The Task Force has created this program based on the ICAM Document (International Coalition of Companion Animal Management) recommendations and Task Force experience, knowledge and expertise. We are committed to ensuring that the SDCCP is, and continues to be. a community based program.
Please check out the International Coalition of Companion Animals Document: Download / Open Document
HOW ARE ANIMALS REGISTERED FOR SPAY/NEUTER SURGERIES? DO VOLUNTEERS JUST PICK UP FREE ROAMING ANIMALS?
Authorization from owners in the form of a signed consent is required for every animal that is spayed or neutered at one of our clinics. Owners have two options for registering their pets for surgery. They can bring their pets to us at the clinic facility, or our teams that go door-to-door in the community can complete the paperwork with the owner at their home and transport the animals to the clinic. Out teams in the community are able to help community members who don’t have transportation and can also help the owner if they are having trouble catching their animals.
WHAT DOES THE TASK FORCE DO WITH ANIMALS THAT ARE CONSIDERED STRAYS?
Contrary to popular belief, there are actually fewer stray animals in large, free roaming dog populations than many people believe. We have stats from one of our partner communities which tells us that 73% of the dogs are free roaming. Many people assume that if a companion animal is at large or semi-feral that the animal must not have an owner. This is not our experience.

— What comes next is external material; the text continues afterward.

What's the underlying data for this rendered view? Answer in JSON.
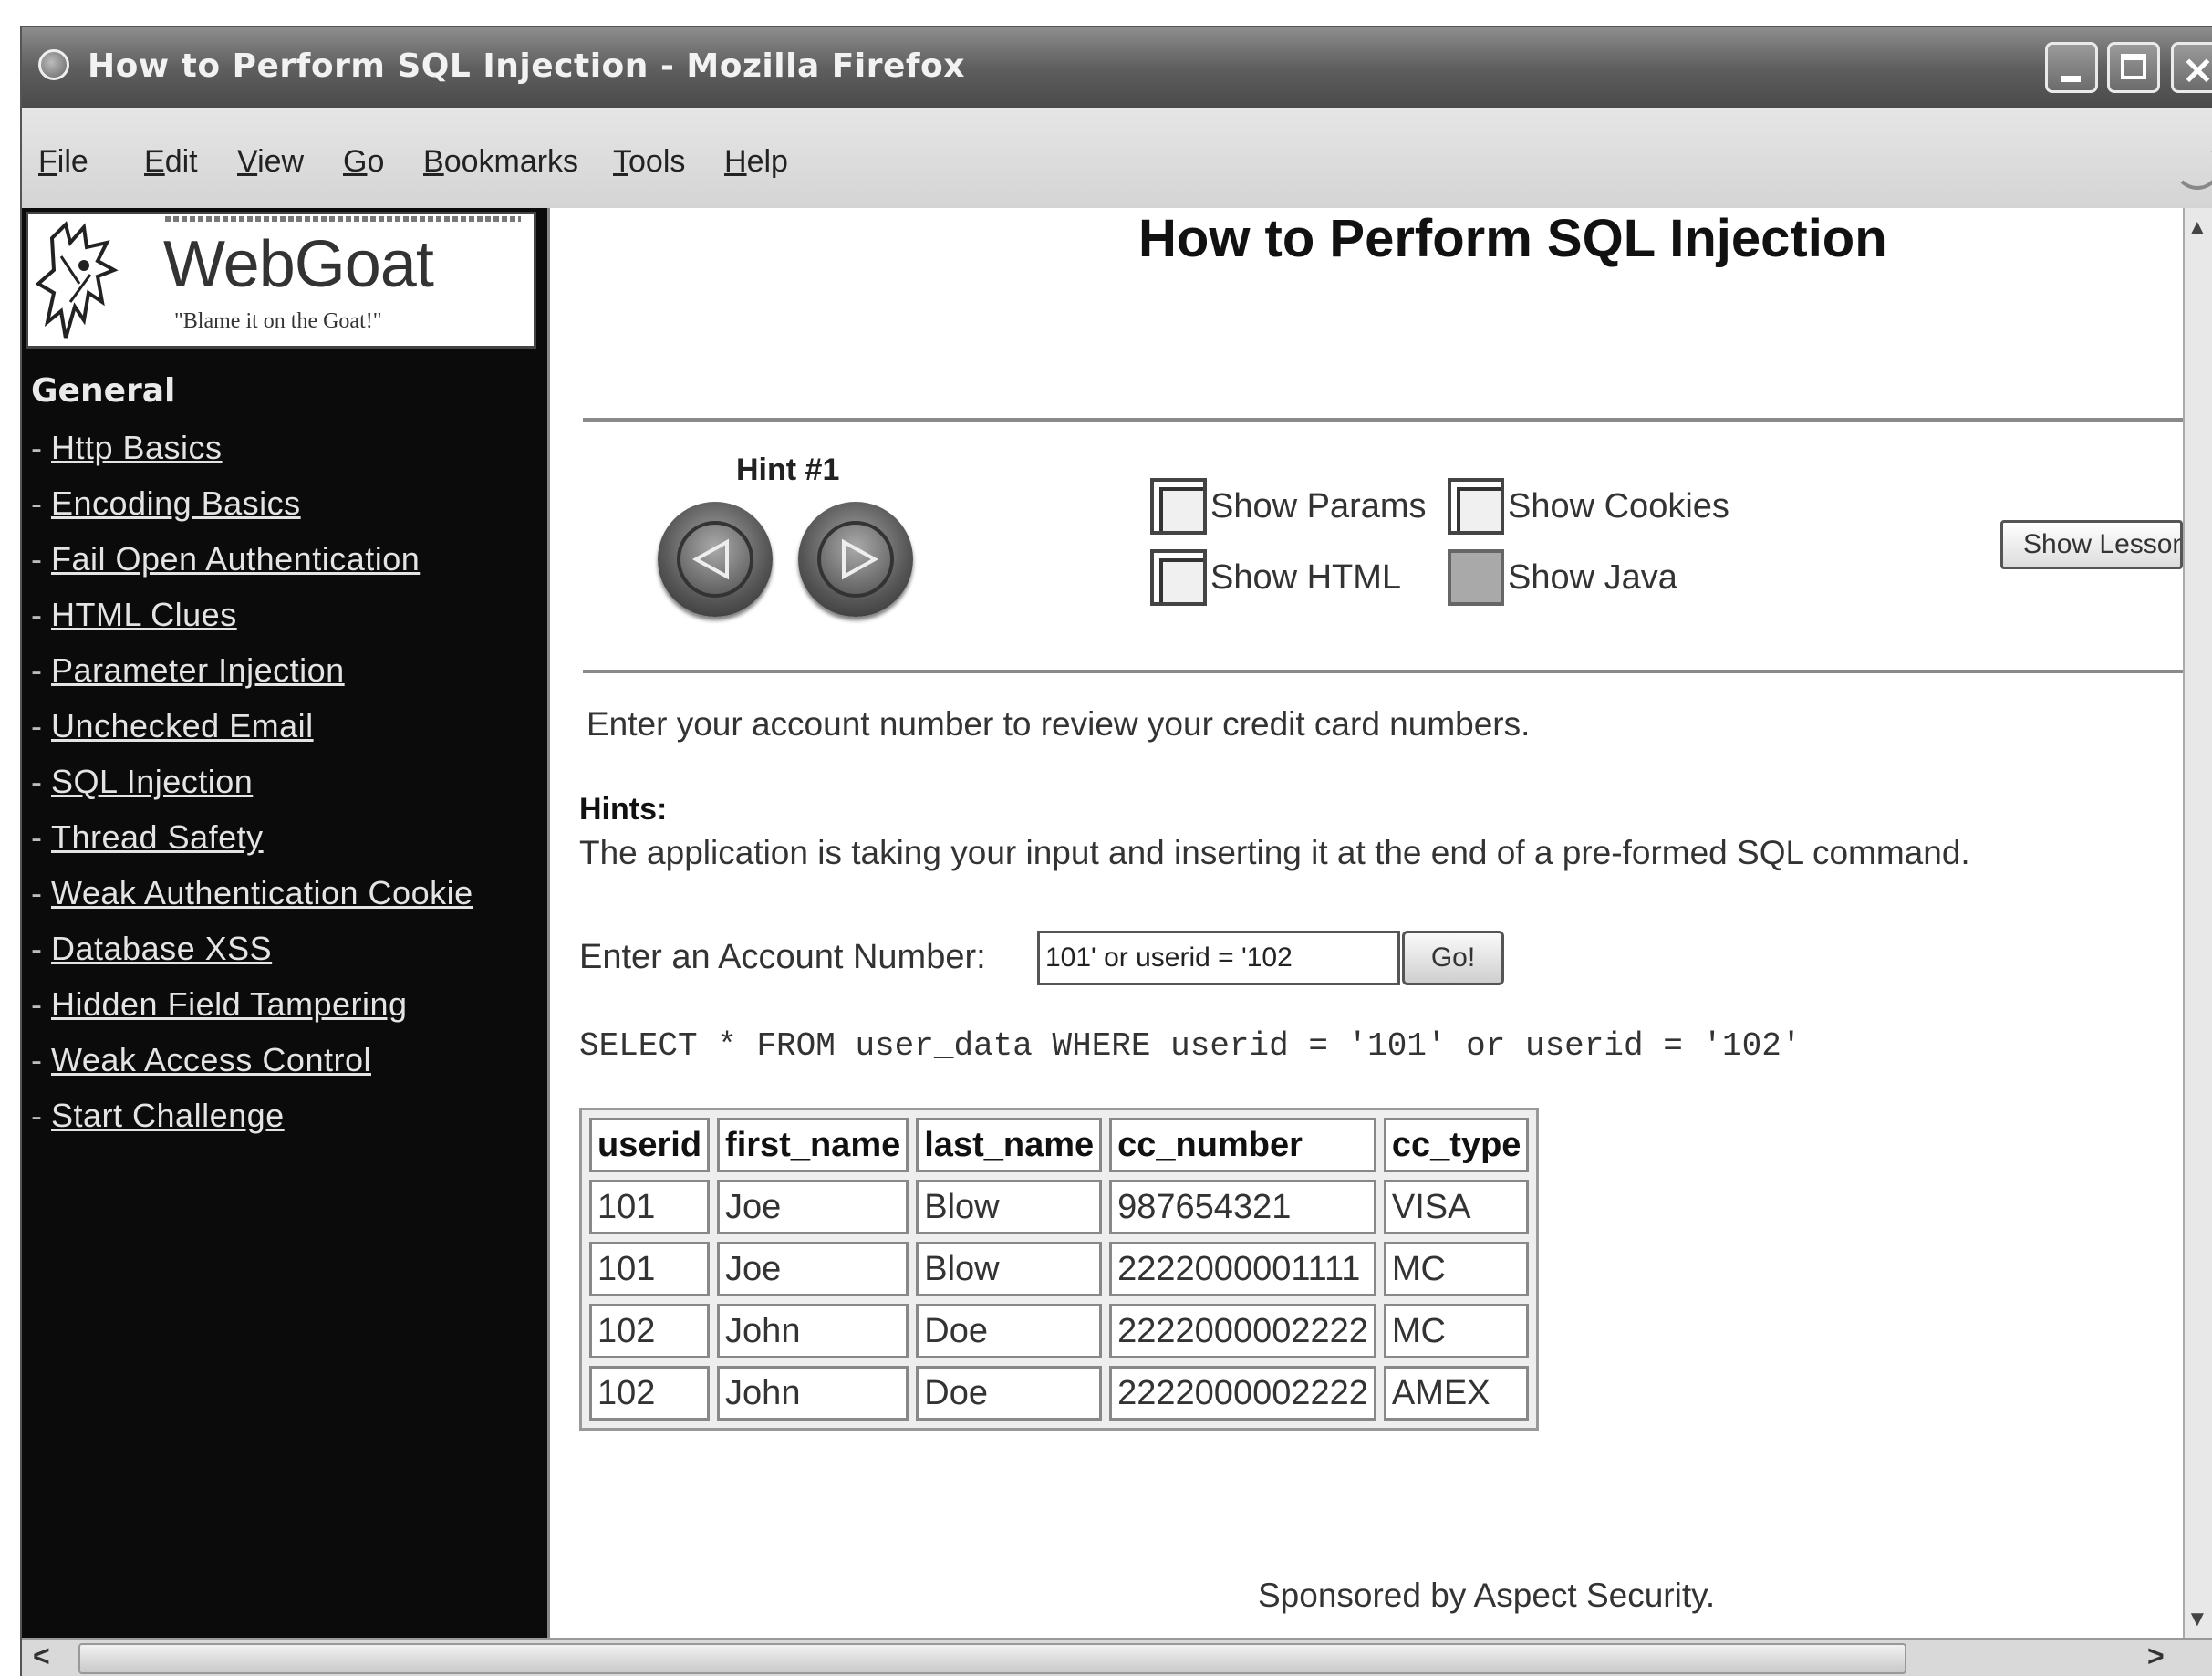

However, while in a community, we do accept surrendered animals, again, with a signed relinquishment form from the caregiver or authorized community member. We also ask our Community Liaison to identify problem stray areas in the community (i.e.the community landfill station) and will receive permission from the Community Liaison to capture and place these animals in one of our partner rescue groups.

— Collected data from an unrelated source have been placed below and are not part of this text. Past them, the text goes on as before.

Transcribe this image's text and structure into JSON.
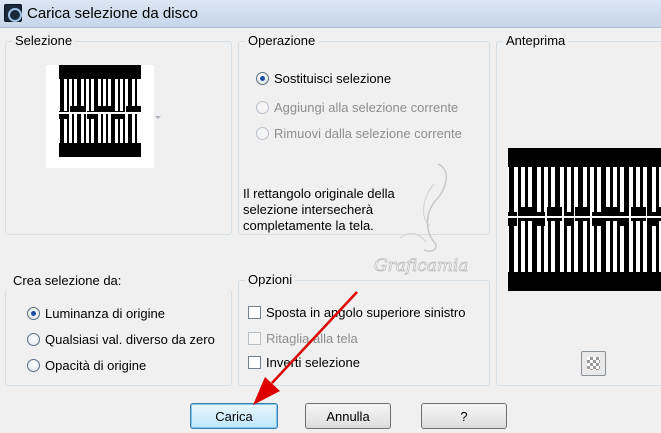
{
  "window": {
    "title": "Carica selezione da disco"
  },
  "selection_group": {
    "label": "Selezione"
  },
  "operation_group": {
    "label": "Operazione",
    "options": [
      {
        "label": "Sostituisci selezione",
        "checked": true,
        "enabled": true
      },
      {
        "label": "Aggiungi alla selezione corrente",
        "checked": false,
        "enabled": false
      },
      {
        "label": "Rimuovi dalla selezione corrente",
        "checked": false,
        "enabled": false
      }
    ],
    "description": "Il rettangolo originale della selezione intersecherà completamente la tela."
  },
  "preview_group": {
    "label": "Anteprima",
    "checker_button_icon": "checkerboard-icon"
  },
  "create_from": {
    "label": "Crea selezione da:",
    "options": [
      {
        "label": "Luminanza di origine",
        "checked": true
      },
      {
        "label": "Qualsiasi val. diverso da zero",
        "checked": false
      },
      {
        "label": "Opacità di origine",
        "checked": false
      }
    ]
  },
  "options_group": {
    "label": "Opzioni",
    "items": [
      {
        "label": "Sposta in angolo superiore sinistro",
        "checked": false,
        "enabled": true
      },
      {
        "label": "Ritaglia alla tela",
        "checked": false,
        "enabled": false
      },
      {
        "label": "Inverti selezione",
        "checked": false,
        "enabled": true
      }
    ]
  },
  "buttons": {
    "load": "Carica",
    "cancel": "Annulla",
    "help": "?"
  },
  "watermark": {
    "text": "Graficamia"
  },
  "colors": {
    "arrow": "#dd0000",
    "accent": "#1c4fa0",
    "group_border": "#d5dfe5"
  }
}
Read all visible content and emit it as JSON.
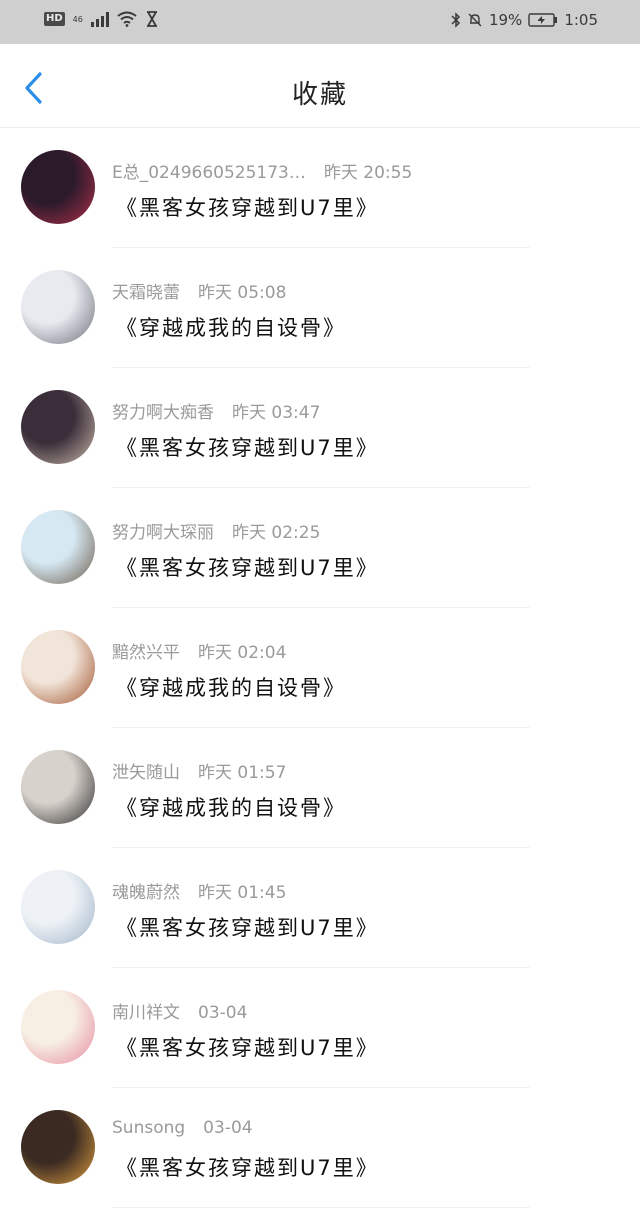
{
  "status_bar": {
    "hd": "HD",
    "network": "46",
    "battery": "19%",
    "time": "1:05"
  },
  "header": {
    "title": "收藏",
    "back_icon": "chevron-left-icon"
  },
  "accent_color": "#2b8ee8",
  "favorites": [
    {
      "user": "E总_0249660525173…",
      "time": "昨天 20:55",
      "title": "《黑客女孩穿越到U7里》",
      "avatar_colors": [
        "#2a1a2a",
        "#b0304a"
      ]
    },
    {
      "user": "天霜晓蕾",
      "time": "昨天 05:08",
      "title": "《穿越成我的自设骨》",
      "avatar_colors": [
        "#e8eaf0",
        "#6b6f78"
      ]
    },
    {
      "user": "努力啊大痴香",
      "time": "昨天 03:47",
      "title": "《黑客女孩穿越到U7里》",
      "avatar_colors": [
        "#3b2e3a",
        "#c9b9a8"
      ]
    },
    {
      "user": "努力啊大琛丽",
      "time": "昨天 02:25",
      "title": "《黑客女孩穿越到U7里》",
      "avatar_colors": [
        "#d6e8f2",
        "#6a5a4a"
      ]
    },
    {
      "user": "黯然兴平",
      "time": "昨天 02:04",
      "title": "《穿越成我的自设骨》",
      "avatar_colors": [
        "#f1e4d8",
        "#a0522d"
      ]
    },
    {
      "user": "泄矢随山",
      "time": "昨天 01:57",
      "title": "《穿越成我的自设骨》",
      "avatar_colors": [
        "#d8d2cc",
        "#2b2b2b"
      ]
    },
    {
      "user": "魂魄蔚然",
      "time": "昨天 01:45",
      "title": "《黑客女孩穿越到U7里》",
      "avatar_colors": [
        "#eef2f6",
        "#9fb3c8"
      ]
    },
    {
      "user": "南川祥文",
      "time": "03-04",
      "title": "《黑客女孩穿越到U7里》",
      "avatar_colors": [
        "#f7efe4",
        "#e68aa0"
      ]
    },
    {
      "user": "Sunsong",
      "time": "03-04",
      "title": "《黑客女孩穿越到U7里》",
      "avatar_colors": [
        "#3a2a22",
        "#e0a040"
      ]
    }
  ]
}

SAMPLE OUTLINE OF A CLINIC WEEKEND:
- Unload truck (approximately 9 am)
- Set up clinic site
- Designated teams gather dogs in targeted areas of the community.

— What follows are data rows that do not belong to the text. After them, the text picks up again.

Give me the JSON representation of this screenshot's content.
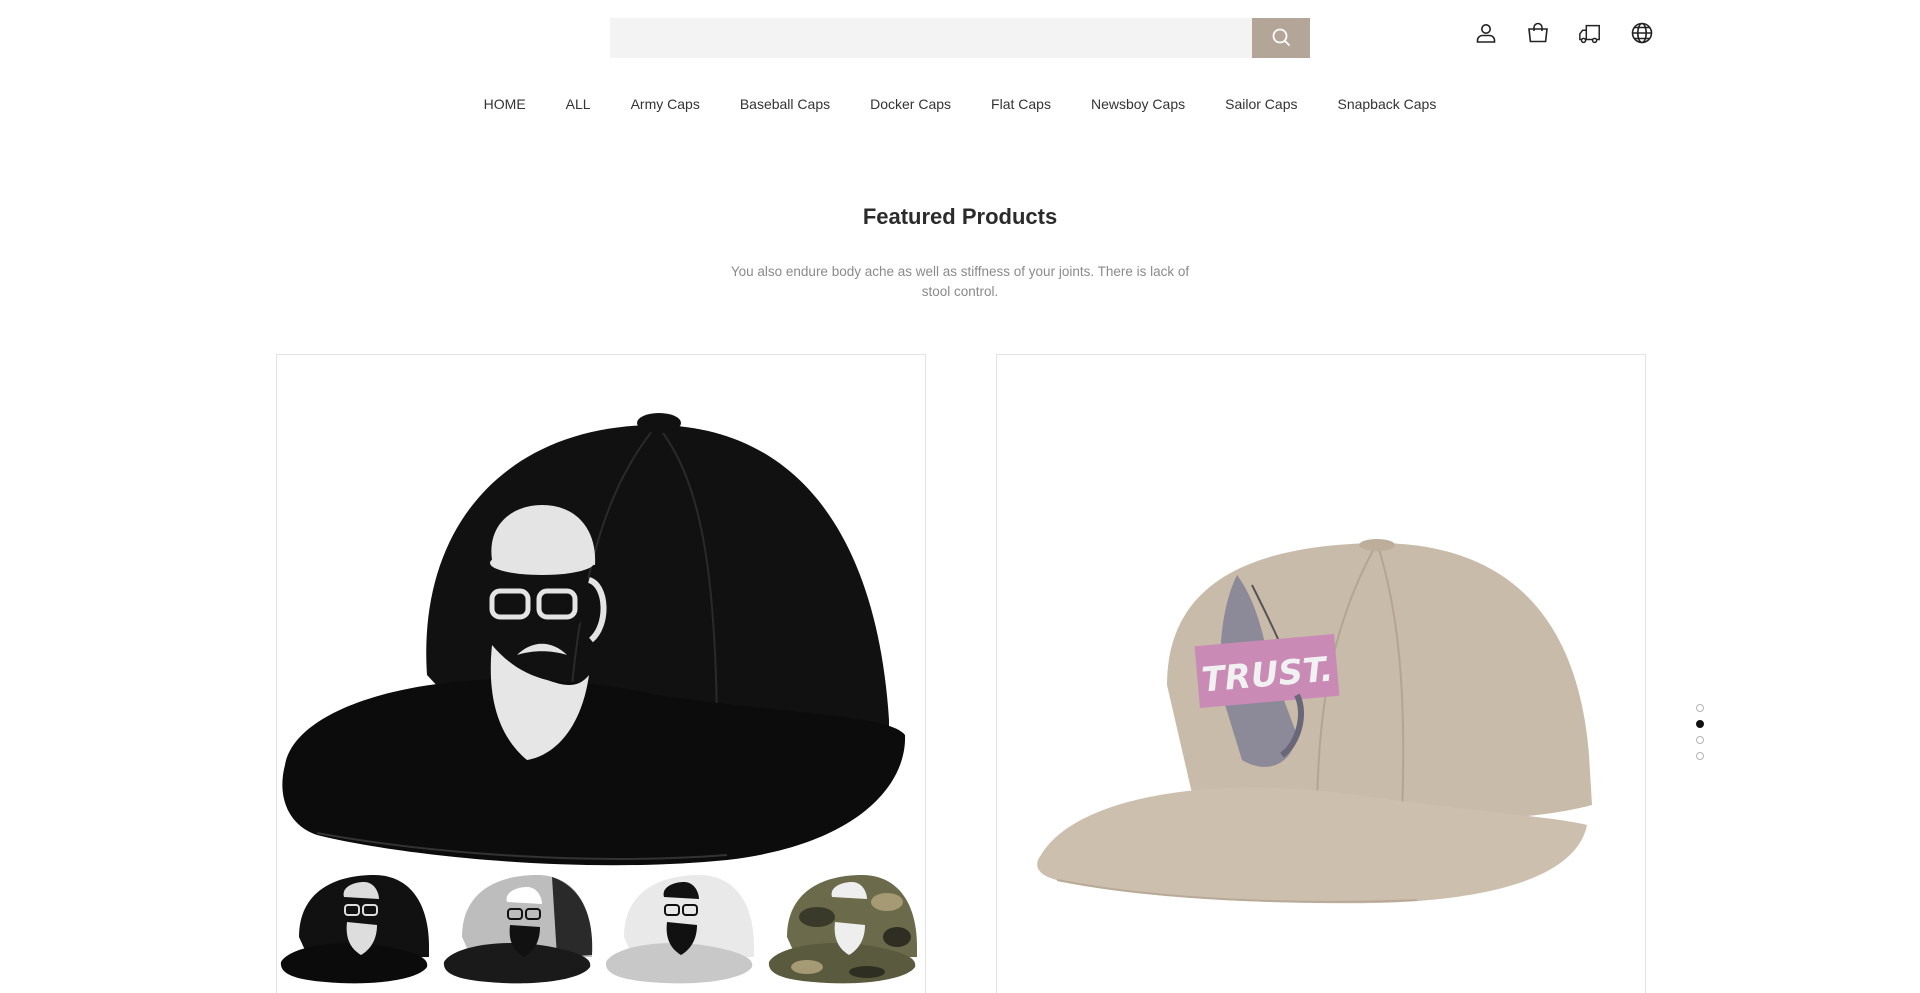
{
  "search": {
    "placeholder": "",
    "value": ""
  },
  "header_icons": [
    "account-icon",
    "cart-icon",
    "shipping-icon",
    "language-icon"
  ],
  "nav": {
    "items": [
      "HOME",
      "ALL",
      "Army Caps",
      "Baseball Caps",
      "Docker Caps",
      "Flat Caps",
      "Newsboy Caps",
      "Sailor Caps",
      "Snapback Caps"
    ]
  },
  "featured": {
    "title": "Featured Products",
    "subtitle": "You also endure body ache as well as stiffness of your joints. There is lack of stool control."
  },
  "products": [
    {
      "image": "black-snapback-bearded-man-cap",
      "variants": [
        "black-mesh",
        "grey-mesh",
        "white-grey",
        "camo"
      ]
    },
    {
      "image": "khaki-trust-praying-hands-cap",
      "patch_text": "TRUST."
    }
  ],
  "pager": {
    "count": 4,
    "active_index": 1
  },
  "colors": {
    "search_button": "#b3a597",
    "patch": "#c98ab6",
    "khaki": "#c7b9a7"
  }
}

- Surgery usually starts at about 1pm.
- Ongoing: Walk, feed, water animals, clean dog crates and cat cages
- 7am: Walk, feed, water animals, clean dog crates and cat cages
- Surgery starts at 8am and can end as late as 7pm
- Volunteers care for animals throughout the day
- 11am: Normally, general registration starts for guardians who drive their dogs or cats to us
- Animals gathered on Friday are driven home to their guardians provided they have recovered sufficiently. Some animals are kept longer.
- PM: Walk, feed, water animals, clean dog crates and cat cages
- 7am: Walk, feed, water animals, clean dog crates and cat cages
- Surgery starts at 8am and ends at approximately 4pm
- Volunteers care for animals throughout the day
- Volunteers assist with cleaning crates, loading the truck and cleaning up. The day usually ends at about 9pm
Please note: The format of the clinics can change according to community needs or requests.